2020.05.25 10:23:30 [INFO] provingground.learning.HoTTBot.$anonfun:76:22 - Success: Vector((((eqM) (e_l)) (e_r),1.0,[(((((axiom_{(eqM(a)(b) \to (eqM(b)(c) \to eqM(a)(c)))}) (e_l)) (((mul) (e_l)) (e_r))) (e_r)) (lemma:((eqM) (e_l)) (((mul) (e_l)) (e_r)))) ((axiom_{eqM(mul(e_l)(a))(a)}) (e_r)) : 0.001024170092306373]))
2020.05.25 10:23:30 [INFO] provingground.learning.HoTTBot.scribeLog:691:16 - Post; tag: TypeTag[provingground.learning.TermData.TermResult], id: (25,1560009545)

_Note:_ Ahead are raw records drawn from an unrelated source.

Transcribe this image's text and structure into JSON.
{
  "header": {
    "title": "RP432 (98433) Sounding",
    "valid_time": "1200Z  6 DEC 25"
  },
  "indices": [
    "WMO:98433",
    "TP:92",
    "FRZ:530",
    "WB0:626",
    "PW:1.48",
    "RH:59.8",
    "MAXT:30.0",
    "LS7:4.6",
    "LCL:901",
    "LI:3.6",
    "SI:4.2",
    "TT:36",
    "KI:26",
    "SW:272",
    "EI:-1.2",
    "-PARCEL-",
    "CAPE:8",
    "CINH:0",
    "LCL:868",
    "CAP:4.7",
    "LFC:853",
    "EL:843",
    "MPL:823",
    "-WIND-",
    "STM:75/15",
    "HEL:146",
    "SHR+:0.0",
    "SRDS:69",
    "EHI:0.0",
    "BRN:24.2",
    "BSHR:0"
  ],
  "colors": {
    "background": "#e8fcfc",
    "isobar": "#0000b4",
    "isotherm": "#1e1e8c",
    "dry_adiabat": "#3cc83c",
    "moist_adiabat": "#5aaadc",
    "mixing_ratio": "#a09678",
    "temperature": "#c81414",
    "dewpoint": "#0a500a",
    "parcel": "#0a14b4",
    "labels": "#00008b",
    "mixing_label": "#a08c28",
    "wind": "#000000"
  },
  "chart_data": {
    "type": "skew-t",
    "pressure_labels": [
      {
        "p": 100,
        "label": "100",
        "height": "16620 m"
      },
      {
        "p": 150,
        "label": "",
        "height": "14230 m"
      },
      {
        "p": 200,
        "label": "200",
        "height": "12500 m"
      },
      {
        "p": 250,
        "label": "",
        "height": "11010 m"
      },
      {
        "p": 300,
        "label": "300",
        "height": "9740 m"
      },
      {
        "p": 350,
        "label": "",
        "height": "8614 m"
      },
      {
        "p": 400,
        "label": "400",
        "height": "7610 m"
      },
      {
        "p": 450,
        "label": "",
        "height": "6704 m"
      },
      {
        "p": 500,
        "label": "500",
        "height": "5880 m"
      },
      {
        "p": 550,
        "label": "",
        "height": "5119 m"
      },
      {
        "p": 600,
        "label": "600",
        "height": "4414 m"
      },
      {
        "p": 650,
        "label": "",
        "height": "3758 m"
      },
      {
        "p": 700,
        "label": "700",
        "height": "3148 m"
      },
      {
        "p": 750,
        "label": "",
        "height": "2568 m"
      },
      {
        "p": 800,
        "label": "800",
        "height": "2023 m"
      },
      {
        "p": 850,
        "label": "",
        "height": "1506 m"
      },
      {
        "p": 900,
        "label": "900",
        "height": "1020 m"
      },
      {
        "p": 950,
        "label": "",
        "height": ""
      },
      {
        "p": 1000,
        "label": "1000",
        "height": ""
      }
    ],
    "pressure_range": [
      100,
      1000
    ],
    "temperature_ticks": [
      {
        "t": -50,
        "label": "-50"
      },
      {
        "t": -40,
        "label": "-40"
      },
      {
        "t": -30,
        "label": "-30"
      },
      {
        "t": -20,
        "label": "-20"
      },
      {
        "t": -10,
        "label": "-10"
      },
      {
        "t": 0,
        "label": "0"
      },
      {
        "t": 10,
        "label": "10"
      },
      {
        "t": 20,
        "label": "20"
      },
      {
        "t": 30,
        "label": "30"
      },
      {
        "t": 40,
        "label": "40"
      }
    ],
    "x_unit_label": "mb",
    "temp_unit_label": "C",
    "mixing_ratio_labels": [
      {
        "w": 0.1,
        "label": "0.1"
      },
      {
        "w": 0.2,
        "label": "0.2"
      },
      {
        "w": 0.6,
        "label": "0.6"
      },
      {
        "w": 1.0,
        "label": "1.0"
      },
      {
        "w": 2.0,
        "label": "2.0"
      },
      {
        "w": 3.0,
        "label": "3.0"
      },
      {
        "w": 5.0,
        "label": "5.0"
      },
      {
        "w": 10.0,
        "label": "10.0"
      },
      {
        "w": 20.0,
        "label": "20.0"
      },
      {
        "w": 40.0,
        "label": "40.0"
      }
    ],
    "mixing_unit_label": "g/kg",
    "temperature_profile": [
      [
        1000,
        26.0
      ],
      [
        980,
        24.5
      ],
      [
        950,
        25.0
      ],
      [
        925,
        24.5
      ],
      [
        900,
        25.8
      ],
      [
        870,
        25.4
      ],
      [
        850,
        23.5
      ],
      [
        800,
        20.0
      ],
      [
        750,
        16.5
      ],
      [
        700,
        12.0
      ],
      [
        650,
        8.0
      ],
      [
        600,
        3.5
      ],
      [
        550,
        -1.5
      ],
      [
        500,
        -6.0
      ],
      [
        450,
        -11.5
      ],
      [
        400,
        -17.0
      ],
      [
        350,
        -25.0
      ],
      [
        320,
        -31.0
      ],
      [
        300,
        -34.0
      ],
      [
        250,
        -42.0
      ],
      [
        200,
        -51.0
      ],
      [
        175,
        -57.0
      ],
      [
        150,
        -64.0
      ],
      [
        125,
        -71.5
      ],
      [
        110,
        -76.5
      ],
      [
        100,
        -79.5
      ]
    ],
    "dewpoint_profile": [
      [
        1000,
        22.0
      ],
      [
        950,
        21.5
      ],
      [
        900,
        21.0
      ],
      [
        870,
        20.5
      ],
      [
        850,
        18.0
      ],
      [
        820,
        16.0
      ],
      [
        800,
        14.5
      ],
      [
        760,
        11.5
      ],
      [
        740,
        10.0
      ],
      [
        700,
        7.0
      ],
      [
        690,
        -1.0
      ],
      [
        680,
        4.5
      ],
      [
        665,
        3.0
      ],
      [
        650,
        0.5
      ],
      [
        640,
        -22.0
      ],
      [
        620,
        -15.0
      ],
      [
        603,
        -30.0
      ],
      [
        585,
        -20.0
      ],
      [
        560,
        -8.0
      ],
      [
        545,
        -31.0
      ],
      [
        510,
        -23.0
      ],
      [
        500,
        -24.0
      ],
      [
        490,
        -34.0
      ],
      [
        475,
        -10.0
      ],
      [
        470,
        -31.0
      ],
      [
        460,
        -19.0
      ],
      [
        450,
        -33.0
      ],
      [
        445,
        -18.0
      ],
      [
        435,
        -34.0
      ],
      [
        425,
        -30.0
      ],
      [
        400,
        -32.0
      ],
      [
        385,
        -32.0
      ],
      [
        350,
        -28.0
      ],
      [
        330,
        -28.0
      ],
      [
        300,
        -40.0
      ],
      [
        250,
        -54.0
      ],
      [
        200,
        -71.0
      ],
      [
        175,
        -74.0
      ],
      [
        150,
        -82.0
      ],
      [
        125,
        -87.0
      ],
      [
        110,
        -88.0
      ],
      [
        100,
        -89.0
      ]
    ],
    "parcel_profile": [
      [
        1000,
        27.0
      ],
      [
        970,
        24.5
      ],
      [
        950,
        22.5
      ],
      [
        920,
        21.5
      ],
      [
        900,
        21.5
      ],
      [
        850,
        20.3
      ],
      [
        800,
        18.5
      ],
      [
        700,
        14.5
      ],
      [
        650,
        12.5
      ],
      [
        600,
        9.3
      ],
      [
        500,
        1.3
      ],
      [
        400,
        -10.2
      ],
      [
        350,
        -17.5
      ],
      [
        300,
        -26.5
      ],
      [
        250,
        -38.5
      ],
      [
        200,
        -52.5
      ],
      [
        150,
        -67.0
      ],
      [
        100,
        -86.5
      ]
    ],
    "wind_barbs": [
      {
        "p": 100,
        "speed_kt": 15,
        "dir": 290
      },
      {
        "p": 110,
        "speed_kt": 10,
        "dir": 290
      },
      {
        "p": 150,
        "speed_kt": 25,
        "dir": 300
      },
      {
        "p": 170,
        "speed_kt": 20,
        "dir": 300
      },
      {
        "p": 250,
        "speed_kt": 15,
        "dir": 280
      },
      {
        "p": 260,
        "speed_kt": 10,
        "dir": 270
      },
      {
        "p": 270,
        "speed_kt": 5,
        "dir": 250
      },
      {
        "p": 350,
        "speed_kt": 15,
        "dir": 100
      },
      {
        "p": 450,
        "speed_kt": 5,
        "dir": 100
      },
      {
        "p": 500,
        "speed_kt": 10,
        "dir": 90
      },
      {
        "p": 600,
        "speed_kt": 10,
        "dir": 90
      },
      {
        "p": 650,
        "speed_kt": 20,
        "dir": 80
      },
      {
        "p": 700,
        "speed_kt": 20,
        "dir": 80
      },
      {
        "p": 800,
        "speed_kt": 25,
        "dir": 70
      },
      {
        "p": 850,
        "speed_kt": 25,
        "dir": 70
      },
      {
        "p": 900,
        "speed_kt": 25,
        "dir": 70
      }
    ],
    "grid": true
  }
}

2020.05.25 10:23:30 [INFO] provingground.learning.ErasablePostBuffer.$anon.post:85:22 - Post; tag: TypeTag[provingground.learning.HoTTMessages.FinalState], id: (26,-1452315895)

Conclusions

  • The simple result is proved in an autonomous way.
  • The main tuning is sticking to applications and unified applications and keeping parameters at reasonable values, including the scaling for tangents.